Vale ressaltar que o arcaico é um traço da narcocultura: “Sin perder lo arcaico se ingresa a la modernidad para significar posmoderno: todos los tiempos, todos los flujos”, como enfatiza Rincón (2013, p. 6). Neste panorama, as múltiplipas temporalidades instigaram “o resgate do imaginário coletivo contra a esterilidade da razão burguesa” (FIGUEIREDO, 2013b, p. 18).

O realismo maravilhoso, apesar da realidade opressiva que descreve, não deixa, então, de apresentar uma visão utópica da América Latina, na medida em que afirma a nossa diferença e tira vantagem da mistura que nos caracteriza, utilizando-a como signo para abolir fronteiras – entre o visível e o invisível, a vigília e o sonho, a vida e a morte –, deixando em aberto a possibilidade de uma saída pela resistência à aceitação plena dos cânones da civilização ocidental (FIGUEIREDO, 2013b, p. 19).
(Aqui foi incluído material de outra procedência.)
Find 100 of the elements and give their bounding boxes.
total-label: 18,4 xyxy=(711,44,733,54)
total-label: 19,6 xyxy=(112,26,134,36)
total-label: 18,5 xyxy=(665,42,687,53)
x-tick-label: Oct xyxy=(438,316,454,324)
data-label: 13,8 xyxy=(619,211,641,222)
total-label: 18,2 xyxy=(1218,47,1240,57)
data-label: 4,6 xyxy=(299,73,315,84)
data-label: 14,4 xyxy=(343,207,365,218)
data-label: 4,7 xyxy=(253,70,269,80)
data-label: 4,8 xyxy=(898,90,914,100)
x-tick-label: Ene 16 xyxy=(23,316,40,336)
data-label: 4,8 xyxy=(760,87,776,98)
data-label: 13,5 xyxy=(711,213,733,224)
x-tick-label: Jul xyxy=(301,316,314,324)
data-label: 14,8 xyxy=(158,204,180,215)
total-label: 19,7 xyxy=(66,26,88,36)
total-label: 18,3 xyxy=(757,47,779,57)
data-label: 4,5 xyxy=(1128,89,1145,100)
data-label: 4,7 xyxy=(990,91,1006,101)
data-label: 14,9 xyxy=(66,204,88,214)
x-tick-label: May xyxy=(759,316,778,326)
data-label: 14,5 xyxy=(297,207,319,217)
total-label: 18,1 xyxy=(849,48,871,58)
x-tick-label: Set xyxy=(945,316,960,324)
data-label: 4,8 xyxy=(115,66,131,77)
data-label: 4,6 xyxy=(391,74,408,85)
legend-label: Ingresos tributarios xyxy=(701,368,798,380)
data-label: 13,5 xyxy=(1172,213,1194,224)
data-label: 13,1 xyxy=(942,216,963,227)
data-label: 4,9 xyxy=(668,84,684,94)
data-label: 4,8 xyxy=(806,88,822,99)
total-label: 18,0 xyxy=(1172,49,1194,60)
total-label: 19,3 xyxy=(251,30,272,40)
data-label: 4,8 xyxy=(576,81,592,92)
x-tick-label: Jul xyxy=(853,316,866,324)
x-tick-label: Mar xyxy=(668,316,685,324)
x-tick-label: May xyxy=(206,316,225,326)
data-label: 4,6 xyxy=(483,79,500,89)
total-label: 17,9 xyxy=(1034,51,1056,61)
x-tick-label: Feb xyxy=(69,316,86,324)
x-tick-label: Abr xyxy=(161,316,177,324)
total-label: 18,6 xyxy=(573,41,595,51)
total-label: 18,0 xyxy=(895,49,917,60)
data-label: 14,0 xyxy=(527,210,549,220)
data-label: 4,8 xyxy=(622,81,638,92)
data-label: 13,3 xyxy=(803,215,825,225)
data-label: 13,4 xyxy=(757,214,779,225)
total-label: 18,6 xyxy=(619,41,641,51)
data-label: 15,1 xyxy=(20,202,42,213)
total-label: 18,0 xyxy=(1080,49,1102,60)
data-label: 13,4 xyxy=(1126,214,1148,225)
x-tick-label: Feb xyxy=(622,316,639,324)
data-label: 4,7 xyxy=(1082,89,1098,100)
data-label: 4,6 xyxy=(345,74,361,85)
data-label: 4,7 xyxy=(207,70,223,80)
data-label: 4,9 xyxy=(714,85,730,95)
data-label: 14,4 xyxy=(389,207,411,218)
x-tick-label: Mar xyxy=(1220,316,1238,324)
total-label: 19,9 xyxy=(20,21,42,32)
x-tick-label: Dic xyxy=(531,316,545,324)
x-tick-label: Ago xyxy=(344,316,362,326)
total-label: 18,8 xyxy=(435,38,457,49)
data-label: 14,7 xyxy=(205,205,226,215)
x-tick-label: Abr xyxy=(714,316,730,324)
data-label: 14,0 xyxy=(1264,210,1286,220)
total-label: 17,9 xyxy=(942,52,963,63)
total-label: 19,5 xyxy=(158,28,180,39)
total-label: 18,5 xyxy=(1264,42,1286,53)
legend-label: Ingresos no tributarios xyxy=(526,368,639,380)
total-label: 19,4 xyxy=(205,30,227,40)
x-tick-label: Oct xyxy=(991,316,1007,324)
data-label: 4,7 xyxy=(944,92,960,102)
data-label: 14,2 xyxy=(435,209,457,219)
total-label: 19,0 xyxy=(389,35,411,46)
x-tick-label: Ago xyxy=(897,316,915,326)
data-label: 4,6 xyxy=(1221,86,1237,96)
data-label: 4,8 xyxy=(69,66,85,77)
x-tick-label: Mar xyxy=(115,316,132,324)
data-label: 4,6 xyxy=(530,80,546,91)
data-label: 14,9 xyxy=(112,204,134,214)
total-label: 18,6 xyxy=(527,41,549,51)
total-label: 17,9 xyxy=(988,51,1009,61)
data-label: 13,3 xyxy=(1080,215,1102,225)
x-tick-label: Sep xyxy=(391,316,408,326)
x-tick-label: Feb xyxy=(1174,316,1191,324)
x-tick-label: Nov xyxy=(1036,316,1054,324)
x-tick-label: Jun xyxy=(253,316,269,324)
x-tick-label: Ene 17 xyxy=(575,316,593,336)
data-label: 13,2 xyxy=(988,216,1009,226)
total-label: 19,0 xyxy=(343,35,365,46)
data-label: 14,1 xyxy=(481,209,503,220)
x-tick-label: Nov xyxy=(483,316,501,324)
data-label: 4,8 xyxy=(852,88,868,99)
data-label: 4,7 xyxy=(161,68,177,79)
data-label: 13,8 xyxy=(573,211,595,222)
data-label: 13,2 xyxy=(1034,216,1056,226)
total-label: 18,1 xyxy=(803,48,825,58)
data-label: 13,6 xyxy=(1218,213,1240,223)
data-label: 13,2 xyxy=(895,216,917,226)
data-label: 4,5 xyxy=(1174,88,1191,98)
A narcocultura é um produto da modernidade capitalista, a realização do sonho popular de participação no mercado de bens e consumo, mas também é pré- modernidade: se baseia na identidade e tradição local: moral e lei de compadrio e lealdade, e tem no religioso sua inspiração ética. Ademais, se trata de um assunto pós-moderno: aproveitar e consumir o máximo no presente. Rincón (2013) aponta que ao se jogar com as temporalidades, tensiona-se o sentido de ser moderno e capitalista (RINCÓN, 2013). Dessa forma, a narcocultura retém, mas também subverte elementos do realismo maravilhoso, assim como joga com a questão das múltiplas temporalidades, abordada por Figueiredo (2010).